Dipper answered Stan’s question before the doctor had a chance, "It was probably just like what happened earlier.  I think he was having more flashbacks or hallucinating or something.”

"We have to talk to him when he wakes up," Mabel added, her tone laced in concern, "He needs help."

"What you mean, like a shrink or something?"  Stan asked.

"Well we'd prefer to call them therapists," the doctor replied, "And yes.  There's no shame in seeking help or even needing medication.”

"Eh.  I know.  I'm on it myself."  Stan admitted, shrugging as if trying to brush it off.

Dr Jules continued, "Well, then you know the importance-"

"Yeah yeah.  Look, we'll talk to him, alright.  I get it.  He's been to Hell and back.  I don't care how many degrees he has, he can't keep trying to get through whatever this is on his own.  Though, heh, I gotta admit I'm almost proud that trying to sedate him was like trying to take down an angry moose,” he attempted to joke but his faltering laugh failed to support it.  

This...  This is it.  This is why we had so much trouble trying to talk him into getting to a hospital.  Shit.  This is why he wanted to go home and try to deal with glass and metal wedged in his damn back by himself!

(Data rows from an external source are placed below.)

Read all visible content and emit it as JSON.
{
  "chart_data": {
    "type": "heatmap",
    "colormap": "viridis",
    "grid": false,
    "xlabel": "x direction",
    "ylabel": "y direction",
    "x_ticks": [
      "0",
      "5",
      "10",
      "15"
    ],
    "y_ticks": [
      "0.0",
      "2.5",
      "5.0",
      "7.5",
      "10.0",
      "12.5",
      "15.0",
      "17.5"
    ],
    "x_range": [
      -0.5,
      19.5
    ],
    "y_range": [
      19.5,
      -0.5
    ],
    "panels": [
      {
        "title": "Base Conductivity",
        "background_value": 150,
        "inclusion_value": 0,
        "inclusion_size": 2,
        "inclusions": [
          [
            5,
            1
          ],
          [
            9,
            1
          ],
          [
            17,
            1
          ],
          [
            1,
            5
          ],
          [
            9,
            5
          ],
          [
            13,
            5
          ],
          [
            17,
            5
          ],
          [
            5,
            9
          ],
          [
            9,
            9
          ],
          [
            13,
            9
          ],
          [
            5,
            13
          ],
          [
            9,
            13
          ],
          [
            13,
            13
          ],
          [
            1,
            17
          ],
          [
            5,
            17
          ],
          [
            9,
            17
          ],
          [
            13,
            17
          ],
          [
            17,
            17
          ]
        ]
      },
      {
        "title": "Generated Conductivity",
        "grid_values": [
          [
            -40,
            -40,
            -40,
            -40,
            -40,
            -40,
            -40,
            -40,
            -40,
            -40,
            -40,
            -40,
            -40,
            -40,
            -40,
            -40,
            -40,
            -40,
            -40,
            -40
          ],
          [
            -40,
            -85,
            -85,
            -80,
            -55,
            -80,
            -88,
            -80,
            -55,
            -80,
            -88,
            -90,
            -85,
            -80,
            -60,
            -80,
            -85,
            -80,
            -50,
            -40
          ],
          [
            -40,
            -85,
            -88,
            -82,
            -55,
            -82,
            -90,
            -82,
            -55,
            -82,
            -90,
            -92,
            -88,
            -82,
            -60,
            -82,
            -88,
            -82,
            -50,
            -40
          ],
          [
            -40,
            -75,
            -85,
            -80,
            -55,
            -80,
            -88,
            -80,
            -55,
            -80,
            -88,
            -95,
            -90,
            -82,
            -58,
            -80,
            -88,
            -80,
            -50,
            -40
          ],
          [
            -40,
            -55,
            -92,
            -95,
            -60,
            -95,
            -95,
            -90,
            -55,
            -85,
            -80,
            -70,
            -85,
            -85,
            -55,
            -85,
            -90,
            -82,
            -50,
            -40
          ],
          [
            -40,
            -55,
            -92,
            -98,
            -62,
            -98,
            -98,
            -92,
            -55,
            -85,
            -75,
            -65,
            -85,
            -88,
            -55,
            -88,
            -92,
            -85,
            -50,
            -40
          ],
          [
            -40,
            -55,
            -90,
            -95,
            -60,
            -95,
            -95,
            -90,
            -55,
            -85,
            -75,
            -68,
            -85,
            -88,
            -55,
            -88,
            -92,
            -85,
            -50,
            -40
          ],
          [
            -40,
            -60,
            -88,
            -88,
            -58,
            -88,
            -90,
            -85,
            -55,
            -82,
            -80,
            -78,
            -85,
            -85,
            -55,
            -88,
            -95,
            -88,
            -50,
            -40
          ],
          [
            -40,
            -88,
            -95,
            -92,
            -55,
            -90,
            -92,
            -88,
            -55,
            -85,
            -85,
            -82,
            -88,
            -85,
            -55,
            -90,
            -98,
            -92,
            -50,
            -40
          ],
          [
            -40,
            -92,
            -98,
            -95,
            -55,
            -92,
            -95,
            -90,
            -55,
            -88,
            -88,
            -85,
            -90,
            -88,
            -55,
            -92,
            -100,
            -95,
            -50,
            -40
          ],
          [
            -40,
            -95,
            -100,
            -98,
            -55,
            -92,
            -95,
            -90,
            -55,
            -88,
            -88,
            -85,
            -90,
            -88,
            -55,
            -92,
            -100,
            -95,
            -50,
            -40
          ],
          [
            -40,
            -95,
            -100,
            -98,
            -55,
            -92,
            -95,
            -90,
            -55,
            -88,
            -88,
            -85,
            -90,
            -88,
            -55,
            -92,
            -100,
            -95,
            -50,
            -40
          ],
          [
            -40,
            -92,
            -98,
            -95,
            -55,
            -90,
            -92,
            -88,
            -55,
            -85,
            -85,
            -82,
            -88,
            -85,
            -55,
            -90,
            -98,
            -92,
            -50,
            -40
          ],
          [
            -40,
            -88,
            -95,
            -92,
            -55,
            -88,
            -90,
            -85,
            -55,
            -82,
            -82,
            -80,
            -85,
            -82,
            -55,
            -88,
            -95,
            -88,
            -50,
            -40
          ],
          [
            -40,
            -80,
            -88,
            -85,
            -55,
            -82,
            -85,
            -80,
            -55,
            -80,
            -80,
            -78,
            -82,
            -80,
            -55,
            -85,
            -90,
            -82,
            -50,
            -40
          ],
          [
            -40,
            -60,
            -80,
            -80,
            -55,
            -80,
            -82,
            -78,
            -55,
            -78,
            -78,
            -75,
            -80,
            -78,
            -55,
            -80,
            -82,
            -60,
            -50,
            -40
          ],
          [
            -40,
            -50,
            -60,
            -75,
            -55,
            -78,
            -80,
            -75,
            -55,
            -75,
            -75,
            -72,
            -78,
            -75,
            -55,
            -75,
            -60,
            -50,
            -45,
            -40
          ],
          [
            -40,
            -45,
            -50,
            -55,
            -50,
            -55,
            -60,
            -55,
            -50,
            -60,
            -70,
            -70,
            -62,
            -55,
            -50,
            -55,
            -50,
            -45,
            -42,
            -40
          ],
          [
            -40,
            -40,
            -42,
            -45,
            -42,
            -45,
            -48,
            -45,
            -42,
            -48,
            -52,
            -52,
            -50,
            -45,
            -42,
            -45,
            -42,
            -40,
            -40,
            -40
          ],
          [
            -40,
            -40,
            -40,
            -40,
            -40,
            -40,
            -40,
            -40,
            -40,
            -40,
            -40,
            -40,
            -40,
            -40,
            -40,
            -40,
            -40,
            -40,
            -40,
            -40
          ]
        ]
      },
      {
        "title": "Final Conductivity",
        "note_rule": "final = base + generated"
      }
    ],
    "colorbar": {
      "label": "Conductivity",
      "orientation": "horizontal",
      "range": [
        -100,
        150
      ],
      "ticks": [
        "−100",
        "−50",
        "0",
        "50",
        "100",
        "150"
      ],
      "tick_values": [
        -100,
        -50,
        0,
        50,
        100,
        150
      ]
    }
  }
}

After an uncomfortable pause Stan sighed and said, “Alright, here’s the deal.  No more drugging him after this.  I know it’s dangerous but I can’t…  I can’t do this.  I want him to have a say in what happens with his own treatment.  Maybe it’s selfish but I don’t care.  I hate seein’ him like this!  I know or...  I guess I don't know.  But I think he wouldn't want this.  We’ll deal with whatever happens when he wakes up as long as you kids promise to get out of the way if things go south.  You promise?”

“Promise,” they spoke in unison, willing to do whatever it took.

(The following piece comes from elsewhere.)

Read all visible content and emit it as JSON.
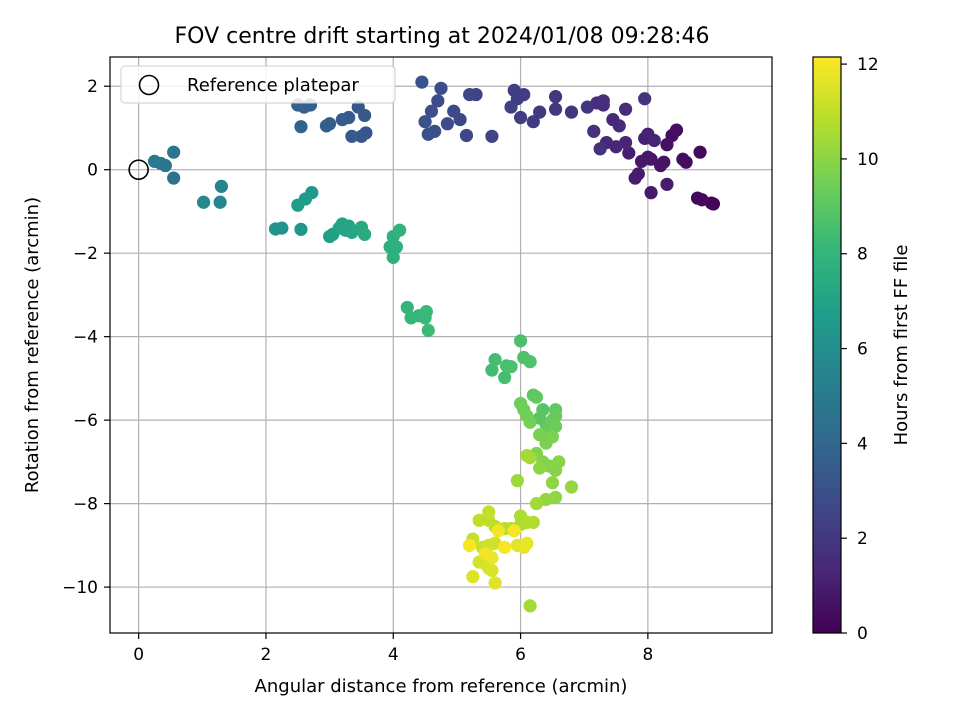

“Mr. Pines, there is a good chance he’ll refuse medication or therapy.”

“Yeah I know.  I’ve been there myself.  But people forcing me into it made me worse for a long time.  I don’t know if I ever would have gotten help without it but I always wished I’d had the choice.”

“What do we do if he does refuse and things get worse?” Dipper asked.

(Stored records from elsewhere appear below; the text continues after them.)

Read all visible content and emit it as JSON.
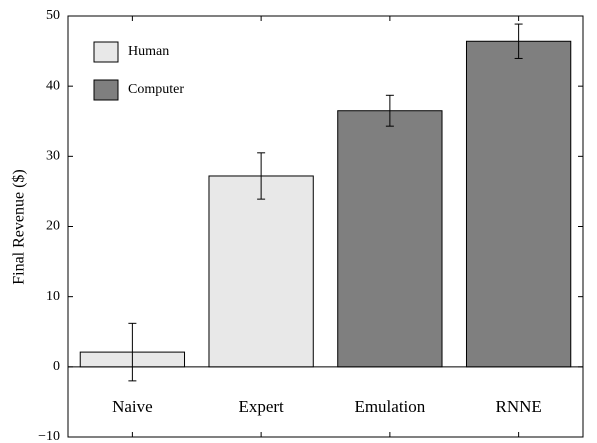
{
  "chart_data": {
    "type": "bar",
    "y_label": "Final Revenue ($)",
    "categories": [
      "Naive",
      "Expert",
      "Emulation",
      "RNNE"
    ],
    "series": [
      {
        "name": "Human",
        "color": "#e8e8e8",
        "values": [
          2.1,
          27.2,
          null,
          null
        ],
        "errors": [
          4.1,
          3.3,
          null,
          null
        ]
      },
      {
        "name": "Computer",
        "color": "#7f7f7f",
        "values": [
          null,
          null,
          36.5,
          46.4
        ],
        "errors": [
          null,
          null,
          2.2,
          2.45
        ]
      }
    ],
    "ylim": [
      -10,
      50
    ],
    "yticks": [
      {
        "value": -10,
        "label": "−10"
      },
      0,
      10,
      20,
      30,
      40,
      50
    ],
    "legend": "upper left"
  }
}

“We keep trying.  If things get out of hand…” Stan sighed, “We probably got no choice but to go back to more of this.  I...  I know that doesn't make it much of a choice for him really but, I guess what I'm sayin' is that he needs to at least have the chance to accept help on his own terms.  He’ll get better faster if he actually wants to do it.  And if he doesn’t…  is it selfish of us to make him?”

“That’s an ethical question I have often asked and I feel there are far too many variables for there to be one correct answer,” the doctor replied with a weary expression.

“I guess we gotta just see how everything goes, then.”